О супругах, которым мы так легко изменяли, речь не заходила почти никогда. Время от времени мне приходилось напоминать себе, что в моем случае это и не измена вовсе: ведь мы с Леной давно разошлись, живем порознь, и каждый из нас волен распоряжаться своей жизнью, как ему вздумается. О том, как складывается жизнь у Лены, я знал всё или, по крайней мере, был уверен, что знаю, хотя она мне не докладывала, а виделись мы нечасто. Я точно знал, что у нее никого нет, и это знание одновременно радовало и обременяло. В конце концов, почему я должен жить анахоретом только из‐за того, что моя бывшая жена до сих пор ни с кем не сошлась? Если бы сошлась, я бы, вероятно, приревновал ее к новому бойфренду, и эта ревность была бы, как пишут в бульварных романах, тлеющей головешкой, бесполезно подброшенной в давно угасший костер нашей любви. Да, как-то так. Вспышка ревности, а за ней – уже полная свобода. Но этого никогда не произойдет. Лена так и будет жить с матерью и бабкой в Вашингтон-Хайтс, а я так и буду наведываться к ним по выходным, чтобы забрать Эндрю; буду мрачно ждать сына в прихожей, едва выдерживая их тоскливо-укоризненные, но ни в коем случае не враждебные взгляды, их демонстративно-скорбную тишину. Буду возить мальчика в надоевший парк аттракционов на Кони-Айленде; буду покупать ему чуррос и сахарную вату, пытаясь загладить вину. И если Вероника когда-нибудь бросит мужа и съедется со мной, у меня не хватит духу привести Эндрю к нам в дом.

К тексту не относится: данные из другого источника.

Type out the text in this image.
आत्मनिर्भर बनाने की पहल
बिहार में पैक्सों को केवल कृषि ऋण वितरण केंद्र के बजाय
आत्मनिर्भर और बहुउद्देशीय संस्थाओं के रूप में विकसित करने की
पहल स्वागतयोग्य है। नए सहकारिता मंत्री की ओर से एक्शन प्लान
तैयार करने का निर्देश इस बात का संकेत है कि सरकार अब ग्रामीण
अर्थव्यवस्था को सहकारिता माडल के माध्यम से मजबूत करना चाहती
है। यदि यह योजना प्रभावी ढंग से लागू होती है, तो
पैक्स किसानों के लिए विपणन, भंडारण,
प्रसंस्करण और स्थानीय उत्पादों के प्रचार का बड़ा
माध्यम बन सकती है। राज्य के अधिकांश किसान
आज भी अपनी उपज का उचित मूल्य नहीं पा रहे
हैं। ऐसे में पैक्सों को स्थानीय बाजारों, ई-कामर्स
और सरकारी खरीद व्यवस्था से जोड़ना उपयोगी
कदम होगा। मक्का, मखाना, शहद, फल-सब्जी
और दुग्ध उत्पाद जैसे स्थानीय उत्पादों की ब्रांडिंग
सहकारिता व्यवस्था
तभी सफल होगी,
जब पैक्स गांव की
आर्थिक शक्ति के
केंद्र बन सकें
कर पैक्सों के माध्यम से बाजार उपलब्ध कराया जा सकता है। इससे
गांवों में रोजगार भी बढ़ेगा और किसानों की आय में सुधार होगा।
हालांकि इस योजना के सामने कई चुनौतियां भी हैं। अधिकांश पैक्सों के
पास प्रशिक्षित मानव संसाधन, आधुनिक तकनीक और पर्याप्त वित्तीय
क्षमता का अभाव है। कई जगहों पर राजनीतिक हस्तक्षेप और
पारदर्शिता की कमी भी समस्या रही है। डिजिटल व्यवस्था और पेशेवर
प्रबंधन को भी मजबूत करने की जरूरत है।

Впрочем, Вероника и не собиралась бросать мужа, она дала это понять с самого начала. Речь о нем заходила редко, и всякий раз она выстраивала неприступную ограду из нескольких фраз: Ричард – очень хороший, у них крепкий брак; кроме того, Вероника нежно любит свекра со свекровью, у них замечательные, близкие отношения. Что там было за этой оградой? Бог весть. Сколько я ни пытался, никак не мог представить себе эти прочные семейные узы, этого Ричарда, безработного вербовщика, нянчащего троих детей, пока его жена бегает к любовнику; этих свекра со свекровью и их беззаветную любовь к невестке. Не мог представить себе и ее такой, какой она бывала в их кругу, в своей другой, добропорядочно-семейной жизни. Испытывала ли она чувство вины? Какую защиту строила она, сельский адвокат Вероника, на суде, который устраивала ей совесть? Кто ей важнее, Ричард или я? Как бы то ни было, я не чувствовал по отношению к Ричарду ни ревности, ни вины; чувствовал только свое превосходство. Мне было приятно думать о сопернике – лузере и рогоносце; в этом поединке я выходил очевидным победителем.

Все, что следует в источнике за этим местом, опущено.